Francine Love, student and community volunteer

On the first day of spring, Francine Love asks to ride in to work with her father.

“What for?” he asks. He looks up from his paper—not a regular newspaper, with the regular front-page news of the strike, now in its fourteenth month. No. Francine’s father, who is trolling for tenure, takes
The Chronicle of Higher Education
with his morning coffee.

“She doesn’t need a reason, Bruce,” Cindy says. “She’s your daughter, it’s a Saturday, she’d like to ride in with you.”

“I need something from the library,” Francine explains.

Her father—not a papermaker, not on strike, not interested in matters of social justice except for the occasional policy change at Blaine College that might directly affect him—says, “You’re in the eighth grade, Francine. What could you possibly need from a college library?”

“What does she have to do, Bruce?” Cindy asks. “Fill out an application? Take her, for crying out loud.”

He looks annoyed, then ashamed. Francine is used to these rearrangements of his face. “Sure, all right,” he says. “I’ll take you in.”

Francine pretends to forgive him, to have no idea why he wants to go to work on a Saturday.

It is noon, a soupy rain befalling the town, by the time they finally leave. Cindy waves from the doorway, haloed by fluffy, reddish-blond hair, so beautiful and sweet that Francine cannot imagine what in the world her father could still be looking for. They’ve been married three years—the best three years of Francine’s life, so far.

“All buckled in,” she says to her father, who has made no mention of safety.

Her father flings a hand through the shiny long waves of his hair and starts the car. “What’s your report about?” he asks as they round the long, wet curve of River Road. It has been raining for days, the snow disappearing in gulps from the winter-weary woods. Across the footbridge, near the mill’s south gate, Francine can just make out a group of picketers, quiet and tightly thronged in mid-shift. At shift change there will be more of them, to make a noisy gauntlet. She knows many of them by name.

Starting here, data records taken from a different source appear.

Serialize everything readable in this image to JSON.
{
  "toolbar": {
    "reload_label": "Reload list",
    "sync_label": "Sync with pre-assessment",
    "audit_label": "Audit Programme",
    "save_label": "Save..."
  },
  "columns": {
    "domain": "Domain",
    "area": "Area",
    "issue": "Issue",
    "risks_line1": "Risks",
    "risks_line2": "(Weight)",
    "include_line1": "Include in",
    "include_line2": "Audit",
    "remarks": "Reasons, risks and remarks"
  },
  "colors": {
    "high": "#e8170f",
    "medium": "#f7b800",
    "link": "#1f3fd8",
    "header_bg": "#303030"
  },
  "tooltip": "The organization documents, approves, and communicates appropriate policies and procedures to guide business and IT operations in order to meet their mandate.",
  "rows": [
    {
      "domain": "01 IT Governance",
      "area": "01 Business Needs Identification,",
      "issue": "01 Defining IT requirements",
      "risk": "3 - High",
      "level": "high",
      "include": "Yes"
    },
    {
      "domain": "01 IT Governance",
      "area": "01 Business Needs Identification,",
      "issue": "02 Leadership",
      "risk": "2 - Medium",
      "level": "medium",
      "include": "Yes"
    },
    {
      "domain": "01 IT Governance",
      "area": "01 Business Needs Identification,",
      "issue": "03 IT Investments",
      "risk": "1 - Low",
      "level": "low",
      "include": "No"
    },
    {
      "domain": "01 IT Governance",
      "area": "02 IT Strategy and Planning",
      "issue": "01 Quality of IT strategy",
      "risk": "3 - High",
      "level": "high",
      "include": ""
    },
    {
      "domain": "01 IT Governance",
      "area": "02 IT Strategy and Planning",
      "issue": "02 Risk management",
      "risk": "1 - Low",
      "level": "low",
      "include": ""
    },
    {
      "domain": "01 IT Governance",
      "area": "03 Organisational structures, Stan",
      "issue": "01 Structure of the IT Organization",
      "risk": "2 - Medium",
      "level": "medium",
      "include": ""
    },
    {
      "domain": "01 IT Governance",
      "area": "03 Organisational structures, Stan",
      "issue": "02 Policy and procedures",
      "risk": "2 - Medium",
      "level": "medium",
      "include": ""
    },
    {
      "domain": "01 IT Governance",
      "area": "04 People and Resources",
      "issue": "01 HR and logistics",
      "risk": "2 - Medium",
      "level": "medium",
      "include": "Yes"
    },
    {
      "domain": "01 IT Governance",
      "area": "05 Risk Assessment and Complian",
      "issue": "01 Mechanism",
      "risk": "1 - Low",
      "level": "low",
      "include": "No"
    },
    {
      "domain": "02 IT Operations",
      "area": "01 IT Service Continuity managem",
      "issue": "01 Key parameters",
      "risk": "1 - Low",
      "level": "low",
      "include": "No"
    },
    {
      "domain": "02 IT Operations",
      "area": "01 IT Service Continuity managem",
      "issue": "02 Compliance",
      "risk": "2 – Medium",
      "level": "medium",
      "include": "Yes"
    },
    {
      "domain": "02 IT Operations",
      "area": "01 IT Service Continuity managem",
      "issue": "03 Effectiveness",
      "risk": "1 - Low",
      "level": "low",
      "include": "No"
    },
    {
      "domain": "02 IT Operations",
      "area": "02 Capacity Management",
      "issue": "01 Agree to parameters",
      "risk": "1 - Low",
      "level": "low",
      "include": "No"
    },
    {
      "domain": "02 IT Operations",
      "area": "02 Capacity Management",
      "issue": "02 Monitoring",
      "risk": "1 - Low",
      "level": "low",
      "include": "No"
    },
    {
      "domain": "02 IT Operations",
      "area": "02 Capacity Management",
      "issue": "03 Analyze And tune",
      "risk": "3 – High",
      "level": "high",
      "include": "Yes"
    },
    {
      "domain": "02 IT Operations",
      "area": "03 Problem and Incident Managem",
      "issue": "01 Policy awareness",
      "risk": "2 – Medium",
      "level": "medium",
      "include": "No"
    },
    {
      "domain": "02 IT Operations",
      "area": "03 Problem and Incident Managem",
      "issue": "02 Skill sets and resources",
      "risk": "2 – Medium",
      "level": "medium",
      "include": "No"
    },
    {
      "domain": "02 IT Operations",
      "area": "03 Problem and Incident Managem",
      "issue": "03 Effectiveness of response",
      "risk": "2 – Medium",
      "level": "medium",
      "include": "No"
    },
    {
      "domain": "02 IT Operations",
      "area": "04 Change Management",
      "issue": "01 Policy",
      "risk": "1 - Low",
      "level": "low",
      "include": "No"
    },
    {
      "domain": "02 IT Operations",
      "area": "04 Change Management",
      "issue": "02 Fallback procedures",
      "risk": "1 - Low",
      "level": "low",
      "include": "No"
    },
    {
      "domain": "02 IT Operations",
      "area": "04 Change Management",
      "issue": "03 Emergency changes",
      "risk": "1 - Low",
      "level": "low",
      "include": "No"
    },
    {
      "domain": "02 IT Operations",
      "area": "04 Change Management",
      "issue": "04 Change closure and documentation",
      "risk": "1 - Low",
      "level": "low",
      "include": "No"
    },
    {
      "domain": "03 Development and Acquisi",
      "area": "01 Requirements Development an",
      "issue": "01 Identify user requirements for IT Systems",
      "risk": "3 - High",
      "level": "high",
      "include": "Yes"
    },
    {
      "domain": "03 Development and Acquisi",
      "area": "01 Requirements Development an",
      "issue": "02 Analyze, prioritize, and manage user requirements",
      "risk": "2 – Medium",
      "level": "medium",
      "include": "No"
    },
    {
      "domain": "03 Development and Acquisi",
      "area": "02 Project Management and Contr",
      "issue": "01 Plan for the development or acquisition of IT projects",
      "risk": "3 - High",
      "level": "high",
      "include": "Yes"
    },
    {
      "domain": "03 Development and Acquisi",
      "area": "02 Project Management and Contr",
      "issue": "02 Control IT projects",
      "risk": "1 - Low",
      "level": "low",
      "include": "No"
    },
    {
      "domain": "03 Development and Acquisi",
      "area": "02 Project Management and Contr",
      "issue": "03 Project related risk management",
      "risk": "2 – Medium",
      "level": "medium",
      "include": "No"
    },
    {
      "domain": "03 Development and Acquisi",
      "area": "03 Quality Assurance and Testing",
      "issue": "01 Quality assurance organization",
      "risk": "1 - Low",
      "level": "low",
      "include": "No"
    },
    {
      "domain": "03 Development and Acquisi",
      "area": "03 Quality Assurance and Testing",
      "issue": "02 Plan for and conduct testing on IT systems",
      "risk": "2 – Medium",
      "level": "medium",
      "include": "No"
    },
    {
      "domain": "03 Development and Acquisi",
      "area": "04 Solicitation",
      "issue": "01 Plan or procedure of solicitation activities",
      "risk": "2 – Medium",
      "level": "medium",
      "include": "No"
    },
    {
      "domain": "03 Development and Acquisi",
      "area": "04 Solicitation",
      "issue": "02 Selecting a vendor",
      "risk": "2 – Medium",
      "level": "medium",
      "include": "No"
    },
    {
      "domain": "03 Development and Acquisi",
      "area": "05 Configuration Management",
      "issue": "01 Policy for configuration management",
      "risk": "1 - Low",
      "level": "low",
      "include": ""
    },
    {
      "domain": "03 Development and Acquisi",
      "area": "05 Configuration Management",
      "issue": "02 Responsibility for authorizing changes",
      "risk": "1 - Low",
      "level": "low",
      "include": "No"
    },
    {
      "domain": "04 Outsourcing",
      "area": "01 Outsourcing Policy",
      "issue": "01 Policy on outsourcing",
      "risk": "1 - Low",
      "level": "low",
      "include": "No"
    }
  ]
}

“Jesse Jackson,” she tells her father. “The Reverend Jesse Jackson.”

Her father slides her a half-smile. “What is it, Black History Month at Abbott Falls Middle School?” He says this because there are no black people in Abbott Falls, a place where he is marking time, a very long time, it seems, until he can get seduced—that’s the word he uses,
seduced
—away from this backwater to a place where you can get a decent latté and find somebody to hold a conversation with besides a papermaker with bad teeth.

“He’s coming to speak to the strikers next week,” Francine says. Her father’s crack about white Abbott Falls feels like a prejudice
all its own, a paradox she cannot articulate. It’s true the strikers hate the black men who came up to take their jobs, but they hate the white ones, too. If there were vile words for being a white person, Francine is pretty sure she’d have heard some by now. In her father’s talk, which is always smart and well-turned, she hears his desperation, his smallness. He likes to tell people he chose Abbott Falls because it is a real place inhabited by real people, but in truth he can’t afford a house on College Row.

Francine grasps all this, fleetingly, in the grayish privacy of her own head, where she works out the problem of family as if it were algebra, coming up with formulas that work cleanly, both sides equal. But in practice the formulas don’t hold, they never hold, they crumble into pieces so fine they can’t be put back.

Blaine College, about forty miles and fifteen solar systems west of Abbott Falls, is a formidable stonemasoned sanctuary where sixteen hundred students study philosophy and art and rarely venture off campus. The library, where her father drops her off, reminds Francine of a castle—it even has a turret. It occurs to her that steady exposure to a place like this might have a tendency to make some people feel royal.

The librarian, the queen of the castle in a tight dress, wears a ceramic badge that says
LIBRARIAN
. “Call me Gloria,” she tells Francine, then, leaning into a whisper: “I’m one of the few here who properly apprehend the full meaning of your father’s gifts.”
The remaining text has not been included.